Hay una prisa que no sólo nos impide pensar, sino también compartir. Nos movemos con el dedo pegado al cristal de una pantalla, como si cada scroll fuera una bocanada de aire, pero no nos paramos a compartir, y sin propagar lo bueno que pasa a nuestro alrededor, el mensaje pierde fuerza. Se ahoga. Y se pierde.
Fuera de personalismos, tras más de 10 años publicando crónicas, noticias o artículos de opinión, hay días que asumo que puede que mis escritos sean largos o no tengan el interés suficiente en estos tiempos en los que gran parte del consumo social se centra en vídeos de apenas 5 ó 10 segundos. Pero, este fin de semana, he vivido una repetición de situación surrealista de gente, supuestamente cultureta de la ciudad que nunca ha oído hablar de quefas, ni de Alicante Live Music, ni de l´Alacantí Live, ni de Escénicas en Alicante… Le dije a 100 personas a la puta cara cuál era la agenda cultural más leída de esta provincia y ninguno de los 100, siquiera, buscó en su móvil de qué le estaba hablando.
Tengo claro que si tuviera cierto poder económico para hacer una inversión en publicidad, algo cambiaría, pero me obsesionó el hecho de saber qué falla en la comunicación. Dónde para esa inexistente «viralización» natural que antes se llamaba boca-oreja. Llámalo apatía, escepticismo o incluso trauma colectivo— que nos frena justo cuando deberíamos empujar.
No va de cifras, porque controlo el tráfico concreto de las más de 3000 personas que al día se dan una vuelta por la web. Pero también uso ese control, para ver que todas esas lecturas son individualizadas y que apenas un 1% de la gente que entra a un post, lo comparte desde su móvil. No va de egos, aunque algunos se inflen o se marchiten en función del eco. Porque he hecho la misma locación con artículos de otros medios en Alicante, y sucede exactamente lo mismo.
Y esto va de cultura, de comunidad, de visibilidad. De que un artículo reflexionando sobre una tertulia en El Faro tenga más de 8.000 visitas en cuestión de horas porque dos de sus protagonistas lo compartieron y su red lo amplificó (sí, un 8%). O de que una pieza de Deforme Semanal tenga 2.000 clics por esa misma mecánica sencilla y poderosa: compartir.
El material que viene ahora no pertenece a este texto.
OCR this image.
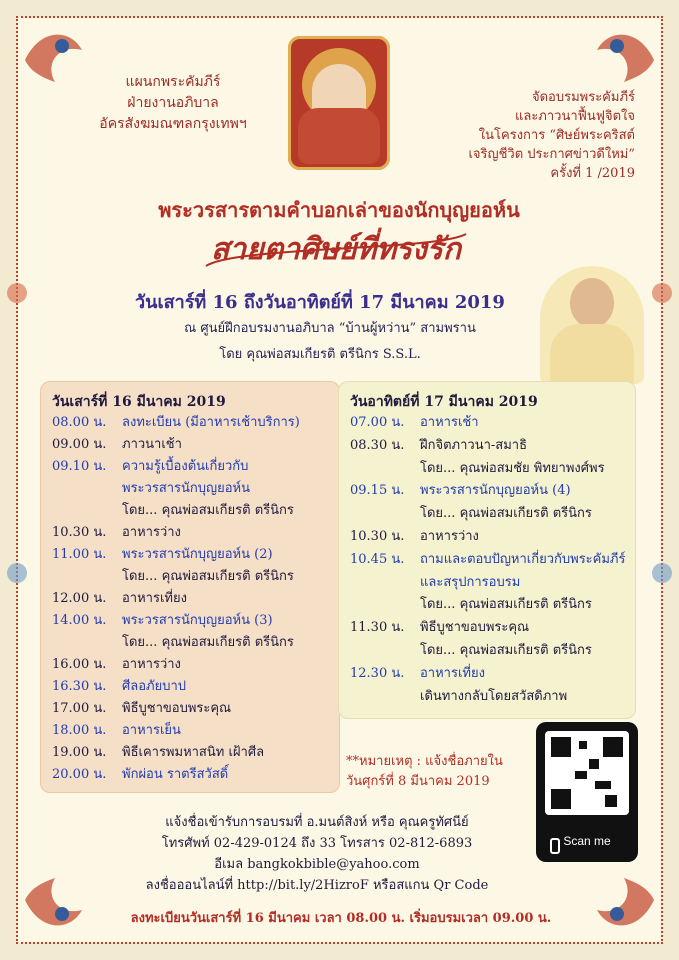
แผนกพระคัมภีร์
ฝ่ายงานอภิบาล
อัครสังฆมณฑลกรุงเทพฯ
จัดอบรมพระคัมภีร์
และภาวนาฟื้นฟูจิตใจ
ในโครงการ “ศิษย์พระคริสต์
เจริญชีวิต ประกาศข่าวดีใหม่”
ครั้งที่ 1 /2019
พระวรสารตามคำบอกเล่าของนักบุญยอห์น
สายตาศิษย์ที่ทรงรัก
วันเสาร์ที่ 16 ถึงวันอาทิตย์ที่ 17 มีนาคม 2019
ณ ศูนย์ฝึกอบรมงานอภิบาล “บ้านผู้หว่าน” สามพราน
โดย คุณพ่อสมเกียรติ ตรีนิกร S.S.L.
วันเสาร์ที่ 16 มีนาคม 2019
08.00 น. ลงทะเบียน (มีอาหารเช้าบริการ)
09.00 น. ภาวนาเช้า
09.10 น. ความรู้เบื้องต้นเกี่ยวกับ
พระวรสารนักบุญยอห์น
โดย... คุณพ่อสมเกียรติ ตรีนิกร
10.30 น. อาหารว่าง
11.00 น. พระวรสารนักบุญยอห์น (2)
โดย... คุณพ่อสมเกียรติ ตรีนิกร
12.00 น. อาหารเที่ยง
14.00 น. พระวรสารนักบุญยอห์น (3)
โดย... คุณพ่อสมเกียรติ ตรีนิกร
16.00 น. อาหารว่าง
16.30 น. ศีลอภัยบาป
17.00 น. พิธีบูชาขอบพระคุณ
18.00 น. อาหารเย็น
19.00 น. พิธีเคารพมหาสนิท เฝ้าศีล
20.00 น. พักผ่อน ราตรีสวัสดิ์
วันอาทิตย์ที่ 17 มีนาคม 2019
07.00 น. อาหารเช้า
08.30 น. ฝึกจิตภาวนา-สมาธิ
โดย... คุณพ่อสมชัย พิทยาพงศ์พร
09.15 น. พระวรสารนักบุญยอห์น (4)
โดย... คุณพ่อสมเกียรติ ตรีนิกร
10.30 น. อาหารว่าง
10.45 น. ถามและตอบปัญหาเกี่ยวกับพระคัมภีร์
และสรุปการอบรม
โดย... คุณพ่อสมเกียรติ ตรีนิกร
11.30 น. พิธีบูชาขอบพระคุณ
โดย... คุณพ่อสมเกียรติ ตรีนิกร
12.30 น. อาหารเที่ยง
เดินทางกลับโดยสวัสดิภาพ
**หมายเหตุ : แจ้งชื่อภายใน
วันศุกร์ที่ 8 มีนาคม 2019
Scan me
แจ้งชื่อเข้ารับการอบรมที่ อ.มนต์สิงห์ หรือ คุณครูทัศนีย์
โทรศัพท์ 02-429-0124 ถึง 33 โทรสาร 02-812-6893
อีเมล bangkokbible@yahoo.com
ลงชื่อออนไลน์ที่ http://bit.ly/2HizroF หรือสแกน Qr Code
ลงทะเบียนวันเสาร์ที่ 16 มีนาคม เวลา 08.00 น. เริ่มอบรมเวลา 09.00 น.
Mientras tanto, en Alicante, el silencio. O el murmullo entrecerrado del “me interesa, pero no lo comparto”. ¿Por qué? ¿Por miedo a mojarse? ¿Por vergüenza? ¿Por un complejo absurdo de inferioridad cultural? El público alicantino está estigmatizado, y me resisto a creer que sea más gilipollas que el del resto del mundo. Pero hay una resistencia subterránea a hacer algo tan elemental como hacer clic en “compartir” cuando un evento, una crónica o una iniciativa lo merece. O peor, a enviarlo por el simple hecho de protagonizarlo, por ejemplo.
Tenemos una agenda cultural que ya querrían muchas ciudades. Tenemos artistas que exprimen hasta el último recurso para sacar adelante sus obras. Tenemos colectivos que luchan cada semana por generar espacios donde antes sólo había páramos. Pero no tenemos viralidad. No porque no haya calidad, sino porque hay una especie de miedo —¿al qué dirán? ¿a parecer intensos? ¿a sentirnos implicados?— que nos paraliza.
Este no es un berrinche. No es una queja hueca. Porque es algo que nos sucede a la mayor parte de los creadores de contenido periodístico de esta ciudad. Es un intento de hacer visible lo invisible: que la cultura local no se levanta solo con talento, sino con comunidad. Que compartir no te convierte en activista ni en cultureta, pero sí en cómplice. Que quizá la próxima vez que veas un cartel de un evento que mola, una convocatoria de crowfunding, un calendario escolar que afecta a miles de personas, o un artículo que te ha hecho pensar… tal vez deberías hacer algo más que asentir y pasar al siguiente post.
Tal vez deberías compartirlo.
Porque si no lo hacemos entre nosotros, nadie lo va a hacer por nosotros. Y luego no vale quejarse de que en Alicante “nunca pasa nada”.
Sí pasa. Solo que nadie lo comparte con sus redes.